Iklan - Scroll untuk Melanjutkan
Baca artikel IDN Times lainnya di IDN App
Pemandangan Gunung Anak Krakatau dari Pulau Sebesi. (Dok. Masyarakat Pulau Sebesi)

Bandar Lampung, IDN Times - Hari Gunung diperingati setiap 11 Desember oleh masyarakat dunia. Hal ini bertujuan untuk meningkatkan kesadaran masyarakat akan pentingnya peran pegunungan bagi kehidupan yakni sebagai pengatur ekosistem hayani dan nonhayati di bumi. 

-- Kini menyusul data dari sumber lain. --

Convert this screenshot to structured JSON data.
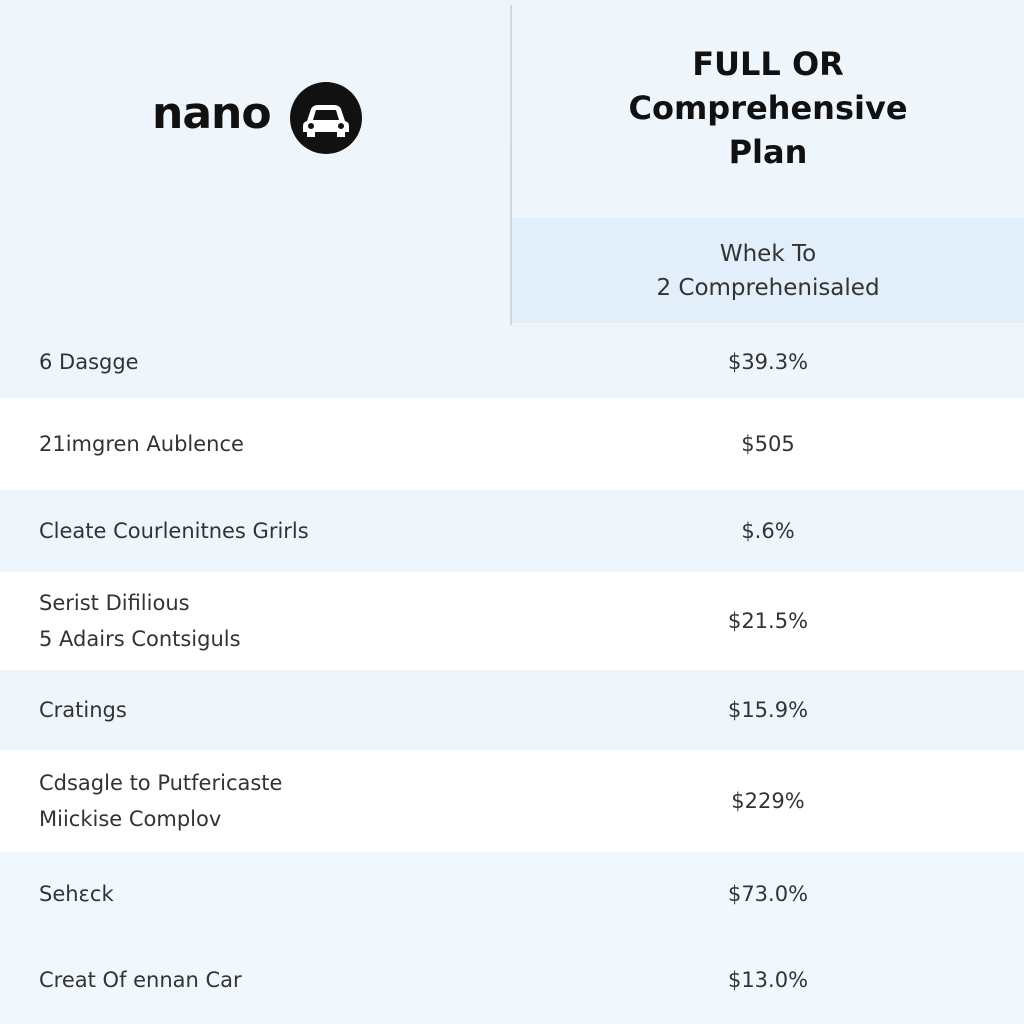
{
  "brand": "nano",
  "header": {
    "title_lines": [
      "FULL OR",
      "Comprehensive",
      "Plan"
    ],
    "subtitle_lines": [
      "Whek To",
      "2 Comprehenisaled"
    ]
  },
  "rows": [
    {
      "label_lines": [
        "6 Dasgge"
      ],
      "value": "$39.3%"
    },
    {
      "label_lines": [
        "21imgren Aublence"
      ],
      "value": "$505"
    },
    {
      "label_lines": [
        "Cleate Courlenitnes Grirls"
      ],
      "value": "$.6%"
    },
    {
      "label_lines": [
        "Serist Difilious",
        "5 Adairs Contsiguls"
      ],
      "value": "$21.5%"
    },
    {
      "label_lines": [
        "Cratings"
      ],
      "value": "$15.9%"
    },
    {
      "label_lines": [
        "Cdsagle to Putfericaste",
        "Miickise Complov"
      ],
      "value": "$229%"
    },
    {
      "label_lines": [
        "Sehεck"
      ],
      "value": "$73.0%"
    },
    {
      "label_lines": [
        "Creat Of ennan Car"
      ],
      "value": "$13.0%"
    }
  ]
}
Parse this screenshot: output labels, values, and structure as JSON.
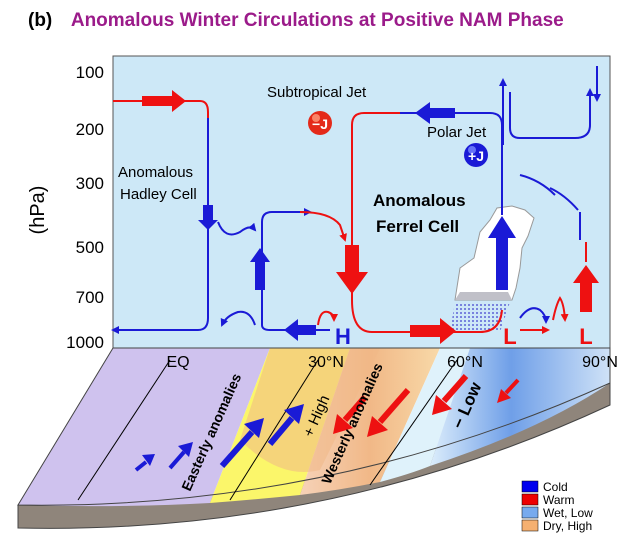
{
  "panel_letter": "(b)",
  "title": "Anomalous Winter Circulations at Positive NAM Phase",
  "y_axis": {
    "label": "(hPa)",
    "ticks": [
      "100",
      "200",
      "300",
      "500",
      "700",
      "1000"
    ]
  },
  "x_axis": {
    "ticks": [
      "EQ",
      "30°N",
      "60°N",
      "90°N"
    ]
  },
  "labels": {
    "subtropical_jet": "Subtropical Jet",
    "polar_jet": "Polar Jet",
    "hadley_line1": "Anomalous",
    "hadley_line2": "Hadley Cell",
    "ferrel_line1": "Anomalous",
    "ferrel_line2": "Ferrel Cell",
    "subtropical_jet_sign": "−J",
    "polar_jet_sign": "+J",
    "high_pressure": "H",
    "low_pressure_1": "L",
    "low_pressure_2": "L"
  },
  "surface_labels": {
    "easterly": "Easterly anomalies",
    "westerly": "Westerly anomalies",
    "high": "+ High",
    "low": "− Low"
  },
  "legend": [
    {
      "label": "Cold",
      "color": "#0000ee"
    },
    {
      "label": "Warm",
      "color": "#ee0000"
    },
    {
      "label": "Wet, Low",
      "color": "#77aaee"
    },
    {
      "label": "Dry, High",
      "color": "#f5b070"
    }
  ],
  "colors": {
    "sky": "#cde8f7",
    "cold": "#1a1ad6",
    "warm": "#ee1111",
    "easterly_band": "#fbf66a",
    "tropics": "#cfc2ee",
    "ground": "#8a7f76"
  }
}
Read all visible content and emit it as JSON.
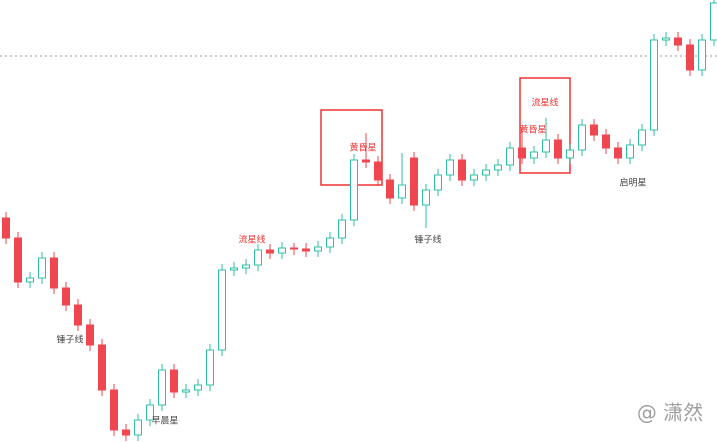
{
  "chart_data": {
    "type": "candlestick",
    "up_color": "#2fbfa5",
    "down_color": "#f0464f",
    "ylim": [
      0,
      443
    ],
    "open": [
      225,
      205,
      161,
      165,
      185,
      155,
      138,
      118,
      98,
      53,
      13,
      8,
      23,
      38,
      73,
      51,
      53,
      58,
      93,
      173,
      175,
      178,
      193,
      190,
      195,
      194,
      192,
      196,
      205,
      223,
      283,
      281,
      263,
      245,
      285,
      238,
      253,
      268,
      283,
      263,
      268,
      273,
      278,
      295,
      285,
      291,
      303,
      285,
      293,
      318,
      308,
      295,
      285,
      298,
      313,
      403,
      405,
      398,
      373,
      403
    ],
    "high": [
      231,
      211,
      171,
      191,
      191,
      161,
      144,
      124,
      104,
      59,
      19,
      29,
      44,
      79,
      79,
      59,
      64,
      99,
      179,
      181,
      184,
      199,
      199,
      201,
      200,
      200,
      202,
      211,
      229,
      289,
      310,
      287,
      269,
      290,
      291,
      259,
      274,
      289,
      289,
      274,
      279,
      284,
      301,
      315,
      297,
      325,
      309,
      299,
      324,
      324,
      314,
      301,
      304,
      319,
      409,
      411,
      411,
      404,
      409,
      443
    ],
    "low": [
      199,
      155,
      155,
      159,
      149,
      132,
      112,
      92,
      47,
      7,
      2,
      2,
      17,
      32,
      45,
      45,
      47,
      52,
      87,
      167,
      169,
      172,
      184,
      184,
      188,
      186,
      186,
      190,
      199,
      217,
      275,
      257,
      239,
      239,
      232,
      215,
      247,
      262,
      257,
      257,
      262,
      267,
      272,
      279,
      279,
      285,
      279,
      279,
      287,
      302,
      289,
      279,
      279,
      292,
      307,
      397,
      392,
      367,
      367,
      397
    ],
    "close": [
      205,
      161,
      165,
      185,
      155,
      138,
      118,
      98,
      53,
      13,
      8,
      23,
      38,
      73,
      51,
      53,
      58,
      93,
      173,
      175,
      178,
      193,
      190,
      195,
      194,
      192,
      196,
      205,
      223,
      283,
      281,
      263,
      245,
      258,
      238,
      253,
      268,
      283,
      263,
      268,
      273,
      278,
      295,
      285,
      291,
      303,
      285,
      293,
      318,
      308,
      295,
      285,
      298,
      313,
      403,
      405,
      398,
      373,
      403,
      440
    ],
    "annotations": [
      "锤子线",
      "早晨星",
      "流星线",
      "黄昏星",
      "锤子线",
      "黄昏星",
      "流星线",
      "启明星"
    ],
    "watermark": "@ 潇然"
  }
}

Namun,pegunungan tak lepas juga dari ancaman berupa bencana alam. Apalagi, Indonesia termasuk negara berada dalam cakupan Ring of Fire (Cincin Api Pasifik) atau daerah rentan gempa bumi dan letusan gunung berapi. Seperti di Lampung, ada empat api besar yakni Gunung Anak Krakatau, Gunung Sekincau, Gunung Rajabasa, dan Gunung Suoh.

Hingga saat ini, aktivitas magma di gunung-gunung tersebut masih ada. Namun ternyata masih ada masyarakat tinggal di sekitar kawasan gunung api di Lampung ini. Tentunya mereka harus lebih cepat dan tanggap atas potensi bencana yang ada. Berikut IDN Times rangkum penuturan mereka

1. Meski dekat dengan gunung api, Pulau Sebesi tetap menjadi rumah bagi masyarakatnya

Pemandangan Gunung Anak Krakatau dari Pulau Sebesi. (Dok. Masyarakat Pulau Sebesi)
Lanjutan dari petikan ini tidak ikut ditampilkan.